Entre los factores que impactan esta situación se encuentran el clima adverso, aranceles y una disminución en ganado. En abril, los precios de alimentos experimentaron su mayor aumento en casi cuatro años. Este fenómeno es exacerbado por la guerra en Irán y se prevé que el fenómeno climático de El Niño lo intensifique hasta 2027.
Los consumidores enfrentan dificultades financieras debido a los costos que se registran en los supermercados. Expertos como Ricky Volpe, profesor en la Universidad Politécnica Estatal de California, advierten que la accesibilidad de los alimentos se verá comprometida. La proyección del USDA estima un incremento del 3.2%, aunque algunos especialistas prevén una inflación más cercana al 4.5%.
La combinación de condiciones climáticas extremas, como olas de calor y sequías, junto con políticas comerciales, ha deteriorado la producción agrícola. El inicio de año ha sido el más cálido registrado, lo que ha generado daños en cultivos y una caída en el número de cabezas de ganado, impactando precios de la carne.
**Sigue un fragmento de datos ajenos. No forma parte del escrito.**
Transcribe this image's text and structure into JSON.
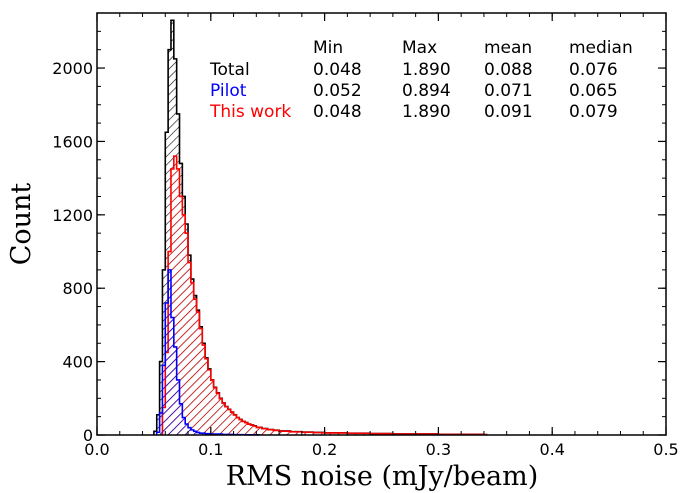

Por otra parte, el cambio climático y la guerra han encarecido los fertilizantes, sumando más desafíos a los agricultores.
La preocupación por los precios de los alimentos sigue creciendo. Con el fenómeno de El Niño en el horizonte y los altos costos de producción, los ciudadanos deben prepararse para una realidad alimentaria complicada en el futuro cercano.